Ci sono eventi che riconciliano con il mondo. Parlo di eventi estranei ai propri percorsi professionali, sentimentali e, se proprio è il caso, politici. Eventi pubblici, spesso inattesi, che diventano subito privati e personali. Per chi scrive, lo scudetto della Sampdoria nel 1991: un traguardo al quale mai, pensavo, potesse ambire la squadra del mio cuore. E il Nobel a Bob Dylan fa parte di questa ristretta categoria. Mi sono quindi permesso un post molto personale e i lettori che mi seguono per le questioni ambientali, formative e sociali di cui parlo normalmente, possono tranquillamente chiudere qui.

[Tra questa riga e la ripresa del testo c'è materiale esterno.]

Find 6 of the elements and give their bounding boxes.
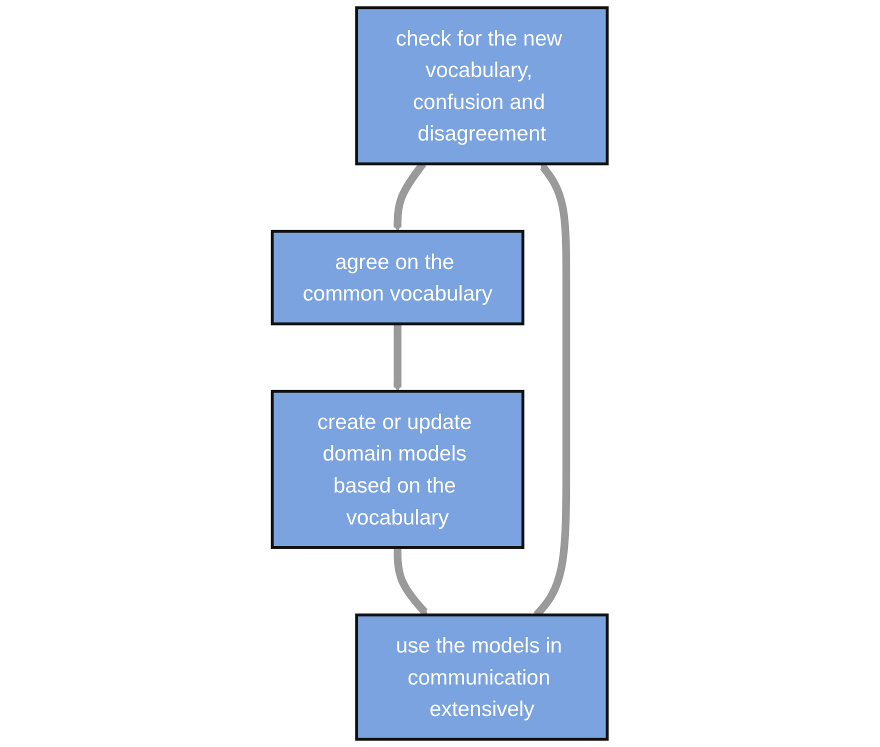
node-box: check for the new vocabulary, confusion and disagreement [355, 6, 609, 166]
arrow [394, 324, 402, 392]
node-box: use the models in communication extensively [355, 614, 609, 741]
node-box: create or update domain models based on the vocabulary [271, 390, 525, 549]
arrow [394, 547, 428, 616]
node-box: agree on the common vocabulary [271, 230, 525, 326]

Amo Dylan dal 1965, quando acquistai i suoi primi album. Ero stato invogliato dal famoso articolo di Melody Maker del gennaio di quell’anno: «Beatles say: Dylan show the way». Ma lo feci soprattutto perché, a quell’età, amavo la poesia di Dylan Thomas, pur se l’attribuzione del nome d’arte all’ammirazione per il poeta gallese appare dubbia: «Se avessi cantato le poesie di Dylan Thomas, avrei cambiato nome più semplicemente in Thomas» disse un giorno Bob a un giornalista di Playboy.

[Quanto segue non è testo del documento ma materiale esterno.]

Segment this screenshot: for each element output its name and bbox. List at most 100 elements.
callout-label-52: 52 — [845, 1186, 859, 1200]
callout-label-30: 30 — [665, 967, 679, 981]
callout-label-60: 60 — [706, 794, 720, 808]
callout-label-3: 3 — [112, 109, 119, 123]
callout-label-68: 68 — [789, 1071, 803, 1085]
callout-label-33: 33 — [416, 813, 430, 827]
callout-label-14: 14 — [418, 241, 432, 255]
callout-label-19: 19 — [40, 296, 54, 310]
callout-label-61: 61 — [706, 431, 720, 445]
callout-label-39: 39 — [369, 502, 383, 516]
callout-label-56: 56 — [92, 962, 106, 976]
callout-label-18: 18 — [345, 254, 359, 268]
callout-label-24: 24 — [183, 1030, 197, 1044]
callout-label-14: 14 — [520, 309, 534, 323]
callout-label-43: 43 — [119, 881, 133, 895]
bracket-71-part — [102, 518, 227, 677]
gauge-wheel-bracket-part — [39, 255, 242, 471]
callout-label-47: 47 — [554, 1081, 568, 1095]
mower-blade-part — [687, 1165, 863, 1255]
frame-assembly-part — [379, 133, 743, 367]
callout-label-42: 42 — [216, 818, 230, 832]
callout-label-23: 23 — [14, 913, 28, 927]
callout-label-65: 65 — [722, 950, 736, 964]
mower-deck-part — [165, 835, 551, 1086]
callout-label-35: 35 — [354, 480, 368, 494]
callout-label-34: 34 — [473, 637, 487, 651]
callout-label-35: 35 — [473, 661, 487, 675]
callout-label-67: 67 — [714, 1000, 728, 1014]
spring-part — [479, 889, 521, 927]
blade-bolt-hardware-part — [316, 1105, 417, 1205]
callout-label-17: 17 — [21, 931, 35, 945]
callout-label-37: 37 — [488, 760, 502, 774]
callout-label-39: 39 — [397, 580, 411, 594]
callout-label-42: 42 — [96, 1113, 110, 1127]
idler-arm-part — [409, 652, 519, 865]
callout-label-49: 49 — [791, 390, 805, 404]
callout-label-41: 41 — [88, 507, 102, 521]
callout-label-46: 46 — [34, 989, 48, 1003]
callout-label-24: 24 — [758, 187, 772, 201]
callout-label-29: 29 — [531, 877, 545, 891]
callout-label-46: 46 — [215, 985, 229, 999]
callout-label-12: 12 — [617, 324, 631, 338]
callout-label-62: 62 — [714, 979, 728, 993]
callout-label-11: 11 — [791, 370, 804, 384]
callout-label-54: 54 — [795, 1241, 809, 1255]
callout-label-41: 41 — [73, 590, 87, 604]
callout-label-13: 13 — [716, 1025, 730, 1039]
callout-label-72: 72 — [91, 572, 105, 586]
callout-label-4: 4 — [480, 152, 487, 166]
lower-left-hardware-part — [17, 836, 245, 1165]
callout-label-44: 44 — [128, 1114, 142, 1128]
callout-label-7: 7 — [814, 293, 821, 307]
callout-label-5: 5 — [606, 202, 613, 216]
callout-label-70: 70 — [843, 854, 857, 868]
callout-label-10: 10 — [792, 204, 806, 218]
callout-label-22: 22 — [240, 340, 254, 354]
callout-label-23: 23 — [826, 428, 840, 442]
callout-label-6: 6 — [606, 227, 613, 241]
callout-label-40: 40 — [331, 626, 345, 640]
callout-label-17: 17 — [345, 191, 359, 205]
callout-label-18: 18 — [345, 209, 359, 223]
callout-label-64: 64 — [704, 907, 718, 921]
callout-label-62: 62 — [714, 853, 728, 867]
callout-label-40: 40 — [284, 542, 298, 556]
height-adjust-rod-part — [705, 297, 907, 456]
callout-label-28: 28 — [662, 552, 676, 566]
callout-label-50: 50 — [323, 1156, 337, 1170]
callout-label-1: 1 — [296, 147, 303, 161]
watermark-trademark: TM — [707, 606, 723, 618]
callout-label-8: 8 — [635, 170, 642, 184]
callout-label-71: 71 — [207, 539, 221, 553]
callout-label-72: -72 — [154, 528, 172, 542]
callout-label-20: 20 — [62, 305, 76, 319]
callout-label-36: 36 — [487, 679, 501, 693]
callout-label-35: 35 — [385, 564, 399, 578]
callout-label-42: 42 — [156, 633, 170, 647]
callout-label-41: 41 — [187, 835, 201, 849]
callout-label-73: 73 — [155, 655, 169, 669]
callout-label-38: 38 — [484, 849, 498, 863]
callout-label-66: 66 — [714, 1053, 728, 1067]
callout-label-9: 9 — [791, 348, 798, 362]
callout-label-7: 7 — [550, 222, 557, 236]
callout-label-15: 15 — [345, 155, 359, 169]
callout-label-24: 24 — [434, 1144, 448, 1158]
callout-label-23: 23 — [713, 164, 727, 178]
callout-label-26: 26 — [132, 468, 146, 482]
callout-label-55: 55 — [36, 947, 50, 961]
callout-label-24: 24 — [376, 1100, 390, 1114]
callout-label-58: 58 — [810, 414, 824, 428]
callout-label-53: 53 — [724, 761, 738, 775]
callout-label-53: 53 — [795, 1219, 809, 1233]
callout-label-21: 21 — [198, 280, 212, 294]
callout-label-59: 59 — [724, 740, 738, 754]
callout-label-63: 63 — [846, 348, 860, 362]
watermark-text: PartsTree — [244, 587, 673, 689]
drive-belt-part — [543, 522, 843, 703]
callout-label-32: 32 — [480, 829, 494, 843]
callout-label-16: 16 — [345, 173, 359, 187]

Il verdetto svedese è stato criticato da molti personaggi, soprattutto nell’ambito, assai ampio e variegato, degli addetti ai lavori. Da Irvine Welsh a Joice Carol Oates e Anna North, che fa pure l’editorialista per il New York Times, dove non ha nascosto il proprio disappunto; e, in Italia, parecchi scrittori hanno deprecato l’evento, da Alessandro Baricco a Bruno Morchio fra tanti. Gli accenti vanno dalla competenza disciplinare (Dylan non ha nulla a che fare con la letteratura) alla chiosa storica (premio nostalgia mal concepito, strappato dalla prostata rancida di vecchi hippies farfuglianti) fino all’invettiva (una c… pazzesca). Non tutti, invero, poiché scrittori e poeti come Salman Rushdie, Kate Tempest e Andrew Motion hanno apprezzato la decisione  dell’Accademia.

Per alcuni versi, le reazioni al Nobel per la Letteratura del 2016 ricordano quelle del 1997, quando fu Dario Fo a essere premiato. Senza arrivare all’indignazione espressa dalla rivista Studi Cattolici, diretta da un membro dell’Opus Dei, Cesare Cavalleri, furono mitiche le reazioni di ‘nobelisti’ mancati come il poeta Mario Luzi, al quale fu conferito il Tapiro d’Oro per le sue veementi esternazioni del tipo: «Uno schiaffo alla cultura italiana». E quelle di ‘nobelisti’ immaginari come Fruttero e Lucentini: «Lì per lì verrebbe da ridere, per il Nobel alle farse di Dario Fo». Bravi poeti e bravi scrittori, ma confinati entro orizzonti un po’ ristretti.

Riconosco senz’altro valide le motivazioni dell’accademia svedese e tutte le altre messe in campo dai difensori del Nobel a Dylan. Per me, c’è un’ulteriore motivazione, assai semplice: aver ricondotto la grande poesia sulle vie della metrica e della rima, che per un secolo intero i grandi poeti avevano smontato e frammentato, spesso con sublimi risultati ma talora con esiti incerti. Metrica e rima sono le molle della nostra memoria che, se qualche volta si mescola alla nostalgia, diventa uno strumento di consolazione e non fa male a nessuno. E c’è anche la piccola illusione che in questo premio ci sia una minuscola goccia di riconoscimento alla poesia di Thomas, che non fu mai candidato a quel premio.

Pochi giorni fa, durante il secondo weekend del festival californiano di Desert Trip, Dylan ha cantato Like a Rolling Stone, un pezzo che non cantava in pubblico da tre anni. L’ultima volta lo aveva fatto a Roma nel novembre 2013. E ogni tanto ha perfino sorriso.

Questo post è dedicato alla memoria del mio amico più grande, Roberto Odone, insegnante e divulgatore, con cui ho anche condiviso per 50 anni la passione per la poetica di Bob Dylan.